一般用于查找数组元素,并且数组在查找之前必须已经排好序(一般是升序)
这里的关键词有两个,一个是数组,数组是顺序存储结构,具有随机访问特性,另一个是有序,如果是无序数组,要查找一个元素就只能通过顺序遍历了
也就是说,二分查找的使用场景是有局限性的
2、什么场景下不能使用二分查找?
(1)数据是非顺序表结构存储的,不能使用二分查找
二分查找依赖顺序表结构(数组)。不能使用链表,因为二分查找需要按照下标随机访问元素,而链表根据下标访问元素的时间复杂度是O(n),如果基于链表,那么二分查找算法的时间复杂度会变高
(2)如果一组数据是非静态的(需要频繁删除、插入),不能使用二分查找
在二分查找之前需要将数组排好序。因此,如果针对一个经常插入删除元素的数组使用二分查找,要么需要在每次插入删除时保证数据有序,要么在每次二分查找之前都先进行排序,而不管是哪种方式,维护有序的成本都是非常高的
(3)数据量太小,不适合二分查找
二分查找只有在数据量比较大的时候才有优势,如果数据量很小,用顺序遍历即可。
不过有个例外,如果数据之间的比较操作非常耗时,那么不管数据量大小,最好都使用二分查找。这是因为,二分查找的时间不仅仅取决于时间复杂度量级 log n(即,循环的次数),还受每次比较所花费时间的影响(每一轮循环,都需要进行一两次比较,在进行时间复杂度分析时我们往往忽略常数项,将二分查找的复杂度定义为O(logn),但是分析实际场景下的性能时也不能忽略掉它)

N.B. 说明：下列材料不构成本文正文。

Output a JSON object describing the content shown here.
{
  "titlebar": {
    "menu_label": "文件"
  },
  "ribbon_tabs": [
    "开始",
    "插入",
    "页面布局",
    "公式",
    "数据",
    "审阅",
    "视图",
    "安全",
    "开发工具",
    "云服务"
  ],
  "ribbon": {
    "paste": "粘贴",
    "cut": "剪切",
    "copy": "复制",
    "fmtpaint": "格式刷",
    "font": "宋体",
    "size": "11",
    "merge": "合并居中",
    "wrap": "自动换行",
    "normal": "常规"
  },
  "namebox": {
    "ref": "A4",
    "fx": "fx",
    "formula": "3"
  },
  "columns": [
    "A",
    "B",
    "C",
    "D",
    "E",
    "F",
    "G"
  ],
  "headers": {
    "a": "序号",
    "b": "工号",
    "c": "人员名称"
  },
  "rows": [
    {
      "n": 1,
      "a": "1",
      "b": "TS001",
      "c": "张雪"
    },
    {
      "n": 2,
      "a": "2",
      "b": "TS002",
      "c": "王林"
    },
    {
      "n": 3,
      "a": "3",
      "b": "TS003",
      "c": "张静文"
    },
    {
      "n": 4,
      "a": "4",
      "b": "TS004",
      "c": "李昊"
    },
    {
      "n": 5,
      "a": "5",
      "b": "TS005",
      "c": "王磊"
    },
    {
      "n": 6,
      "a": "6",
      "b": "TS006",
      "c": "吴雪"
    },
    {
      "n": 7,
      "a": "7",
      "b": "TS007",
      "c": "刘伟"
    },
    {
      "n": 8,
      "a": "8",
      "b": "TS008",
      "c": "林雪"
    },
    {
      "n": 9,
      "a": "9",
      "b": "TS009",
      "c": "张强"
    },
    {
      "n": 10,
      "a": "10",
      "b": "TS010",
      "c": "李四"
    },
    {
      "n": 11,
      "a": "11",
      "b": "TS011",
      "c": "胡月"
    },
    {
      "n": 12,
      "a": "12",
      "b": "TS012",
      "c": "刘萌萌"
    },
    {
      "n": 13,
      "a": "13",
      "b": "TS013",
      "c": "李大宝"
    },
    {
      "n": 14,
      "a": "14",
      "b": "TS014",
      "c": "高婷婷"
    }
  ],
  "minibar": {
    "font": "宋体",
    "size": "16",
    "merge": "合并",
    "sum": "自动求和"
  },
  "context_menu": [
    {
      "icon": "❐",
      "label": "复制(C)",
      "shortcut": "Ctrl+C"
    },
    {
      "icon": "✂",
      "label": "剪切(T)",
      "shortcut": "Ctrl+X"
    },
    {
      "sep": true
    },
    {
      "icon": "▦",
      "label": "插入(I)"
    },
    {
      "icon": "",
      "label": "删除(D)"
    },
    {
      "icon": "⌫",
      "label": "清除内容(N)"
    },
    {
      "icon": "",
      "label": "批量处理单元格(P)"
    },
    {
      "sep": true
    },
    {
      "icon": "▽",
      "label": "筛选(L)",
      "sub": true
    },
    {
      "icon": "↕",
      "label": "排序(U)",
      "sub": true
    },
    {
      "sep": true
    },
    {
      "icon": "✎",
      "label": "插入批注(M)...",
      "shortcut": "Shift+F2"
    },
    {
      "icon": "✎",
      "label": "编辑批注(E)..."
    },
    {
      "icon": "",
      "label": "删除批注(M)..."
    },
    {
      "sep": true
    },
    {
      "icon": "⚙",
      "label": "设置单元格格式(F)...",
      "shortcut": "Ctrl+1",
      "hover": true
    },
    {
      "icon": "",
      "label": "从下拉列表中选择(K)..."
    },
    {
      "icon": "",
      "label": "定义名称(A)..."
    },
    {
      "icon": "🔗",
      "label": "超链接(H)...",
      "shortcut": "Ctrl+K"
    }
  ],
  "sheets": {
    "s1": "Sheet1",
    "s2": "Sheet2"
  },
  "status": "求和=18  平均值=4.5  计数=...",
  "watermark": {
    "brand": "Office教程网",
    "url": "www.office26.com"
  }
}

如果数组中存储的都是长度超过300的字符串,那么比较两个字符串的操作就比较耗时了,此时比较次数的减少能大大提高性能,因此,我们要尽可能减少比较次数,用二分查找比顺序遍历更有优势
(4)数据量太大,不适合二分查找
二分查找底层依赖数组这种数据结构,而数组为了支持随机访问的特性,要求内存空间连续,对内存的要求比较苛刻。1GB大小的数组用数组存的话就需要1GB的连续内存空间,即便剩余的内存空间远大于1GB但是内存空间都是零散的,那这块内存也不能使用
3、编写二分查找算法的要点?
总的来说,编写一个二分查找算法大致需要考虑下面的东西
(1)查找区间:查找区间可以是闭区间也可以是半开半闭区间,但是最好还是使用闭区间(虽然 STL 中的二分查找用的是左闭右开区间)。初始化闭区间一般用的是两个“游标”low和high指向区间头部元素和尾部元素。注意,不同需求下查找区间可能不同。
(2)循环条件:循环条件可以用left < right,也可以使用left <= right,但是要注意两种方式在处理边界上是有所区别的
(3)中间元素的下标:在循环内部,我们需要计算中间元素的下标,计算的方式也有两种,一种是mid := floor(low + high / 2),一种是mid := ceil(left + right / 2), 前者是向下取整,后者是向上取整,当区间元素个数为奇数时两者没有区别,当区间元素为偶数时,前者拿到的是中间两个元素的前一个,后者拿到的是中间元素的后一个。在含有重复元素的二分查找场景中,没有选择好中间元素下标的计算方式,很可能引发死循环。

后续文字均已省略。